I contributed this article to Forbes as part of my participation in YEC Women, an organization that mentors young, promising female entrepreneurs.
When my sister Katherine and I launched our software company Allocadia in 2010, we had a clear vision of what marketers needed help with: tracking their spending and results, and demonstrating ROI to the C-suite. Because we were bootstrapping our company’s launch, we focused on our customers from the very beginning. We were driven every day by the pressure to get customers on board, figure out what they needed to be happy, and learn from their feedback.
Many technology company founders are more comfortable working on their products than selling to customers. But your product doesn’t talk back or give you direction on what you should be doing differently. Customers do. And that’s why Katherine and I pushed ourselves to get comfortable talking (and selling!) to customers from day one.
Fast-forward five years: Allocadia has grown a lot and now serves enterprise customers around the globe. We’ve been very careful to keep our eyes and ears on those customers — after all, they’ve truly helped build this business. They’ve enabled us to grow into what we are now. Even as we’ve expanded our team, we’ve used some deliberate strategies to keep our culture customer-focused. Below are five of them.
1. Don’t stray from your core mission. From the beginning, our mission was to help marketers become more revenue-driven. Hundreds of customers later, that mission is exactly the same. We knew who we wanted to target (CMOs) and the problems we wanted to help them solve (analyzing marketing performance). Because we’ve kept a laser focus on those goals, and listened to our customers along the way, our product has evolved to become even more in tune with what our target audience needs. As a business leader, it’s easy to get into trouble when you change direction, start selling to different audiences and lose sight of your core vision. Collecting valuable feedback gets harder, and it takes longer to learn the important lessons you need to improve your offerings. I firmly believe that our singular focus is what’s made Allocadia successful.
2. Build your product based on customer feedback. All of our product features are built with our customers in mind. Every time we develop a new feature or make a change, we solicit multiple customers to help us understand the best possible use case for their businesses. These conversations enable us to learn together and work alongside our customers to build a great product.It takes commitment to build a product that is based on customer engagement, involvement and interaction, but it’s worth the effort. If you don’t have this kind of visibility and interaction with customers, you may find yourself left with a product that fails to address the business needs of your target buyers.

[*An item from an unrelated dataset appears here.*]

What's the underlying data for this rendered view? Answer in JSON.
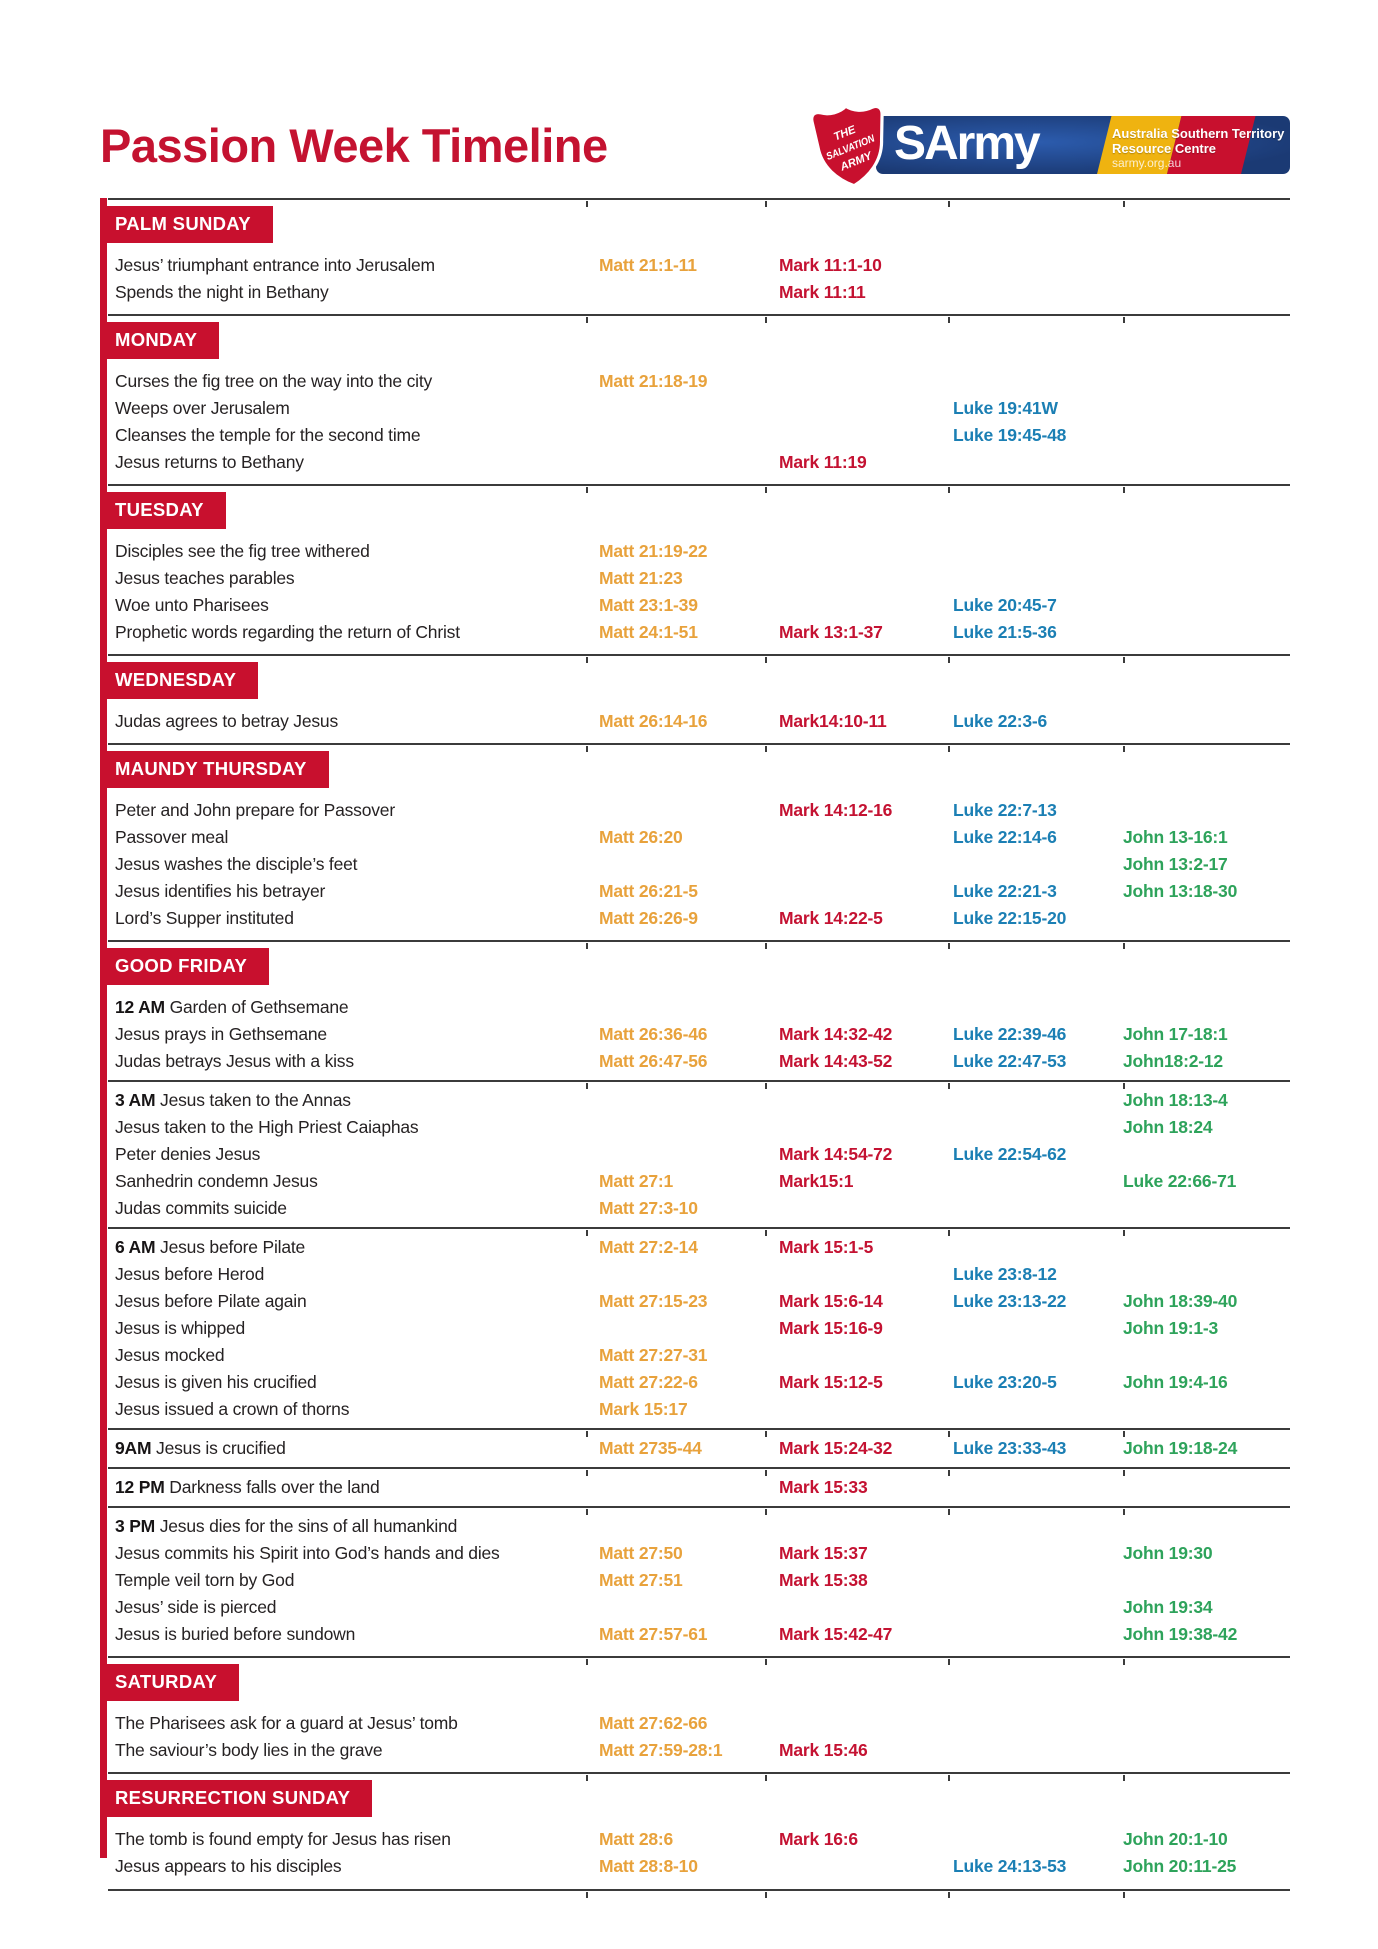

3. Everyone in the company, from senior leaders to developers, should talk to customers. When you’re working online all the time, it can be easy to lose touch with the human stories behind the product. Everything we do is online or on the phone. Our customers are around the world, and it can be tough to connect a face to an email address and make a personal connection. And some employees don’t have a direct customer-facing role, so they rarely have a chance to hear feedback directly from customers. So, we’ve taken steps to overcome these challenges and keep every Allocadia employee in touch with customers regularly.Once a quarter, we have a customer visit. One of our customers comes to our Vancouver office and all of our employees attend a “fireside chat,” where they can ask questions, hear about the customer’s experience as an Allocadia user, learn what’s working and what’s not, and get ideas about how we can improve. We encourage customers to share stories about how they use Allocadia to make an impact on their own businesses so that our employees can understand the impact of their work.We also make sure our senior leaders stay plugged in to our customers. We’ve created an executive sponsor program to pair every customer with one of our executives, so our leadership team shares the responsibility of driving win-win partnerships with our customers.

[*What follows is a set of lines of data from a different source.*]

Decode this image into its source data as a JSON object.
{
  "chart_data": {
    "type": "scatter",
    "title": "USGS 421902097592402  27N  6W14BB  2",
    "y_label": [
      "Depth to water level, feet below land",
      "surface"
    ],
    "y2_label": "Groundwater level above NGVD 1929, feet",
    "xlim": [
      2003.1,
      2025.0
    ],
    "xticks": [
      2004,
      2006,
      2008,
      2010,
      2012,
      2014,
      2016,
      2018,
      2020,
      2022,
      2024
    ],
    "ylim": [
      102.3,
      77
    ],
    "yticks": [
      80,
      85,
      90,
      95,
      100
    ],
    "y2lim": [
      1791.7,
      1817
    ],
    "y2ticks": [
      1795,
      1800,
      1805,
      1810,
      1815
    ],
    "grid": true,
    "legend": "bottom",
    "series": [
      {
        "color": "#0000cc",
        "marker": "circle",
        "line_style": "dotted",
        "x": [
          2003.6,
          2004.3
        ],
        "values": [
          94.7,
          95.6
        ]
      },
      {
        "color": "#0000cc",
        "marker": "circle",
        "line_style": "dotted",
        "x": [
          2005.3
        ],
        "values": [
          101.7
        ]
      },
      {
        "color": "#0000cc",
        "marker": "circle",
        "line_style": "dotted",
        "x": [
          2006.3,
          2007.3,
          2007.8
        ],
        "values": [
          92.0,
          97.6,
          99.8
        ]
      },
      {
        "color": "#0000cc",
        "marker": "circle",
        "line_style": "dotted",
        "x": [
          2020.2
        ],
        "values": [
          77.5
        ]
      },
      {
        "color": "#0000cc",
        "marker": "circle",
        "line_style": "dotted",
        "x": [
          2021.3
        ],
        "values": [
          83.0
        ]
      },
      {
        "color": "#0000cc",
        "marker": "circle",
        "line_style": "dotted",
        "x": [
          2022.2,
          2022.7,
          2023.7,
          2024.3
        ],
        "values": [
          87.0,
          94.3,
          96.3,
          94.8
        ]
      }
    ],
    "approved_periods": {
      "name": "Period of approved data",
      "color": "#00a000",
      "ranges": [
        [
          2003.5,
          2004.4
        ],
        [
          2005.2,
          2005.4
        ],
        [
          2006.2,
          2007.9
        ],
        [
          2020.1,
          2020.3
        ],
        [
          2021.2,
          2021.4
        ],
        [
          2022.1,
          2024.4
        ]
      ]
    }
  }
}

4. Design your office space with customers in mind. When we designed our new office space in downtown Vancouver, we wanted to send a clear message to employees every day that our customers are our priority. Our office features a wall full of customer logos that everyone walks by when they come in. We have screens around the office that display customer images and quotes. And, our custom mural wall reminds us of our core vision: helping marketing organizations transform and become more revenue-driven.
5. Include customer stories in every team meeting. On Friday, we have team meetings. Every week, we put a customer story front and center on the agenda. Our sales team might share what they learned from customers at a trade show that week, or our product team might report on new feedback they’re hearing. We share every customer story we can find to drive home the reminder that customers are our number one priority.
From my perspective, you can never focus enough on your customers. The work to keep improving and responding to customer feedback never stops. As work becomes easier to do online, without making a face-to-face connection, it can be easy to forget that your customers are people. For that reason, collecting customers’ stories is more important than ever.
As CEO of Allocadia, I’ve had to learn to lead in a rapidly growing, fast-moving market. And as marketers building Allocadia, we have learned a lot about selling to CMOs: their needs and challenges, and the exciting opportunities that lie ahead in this new Marketing 2.0 world. This Leading in Change: CEO Blog Series is intended to help inspire CMOs and marketing operations to lead and build data-driven marketing organizations.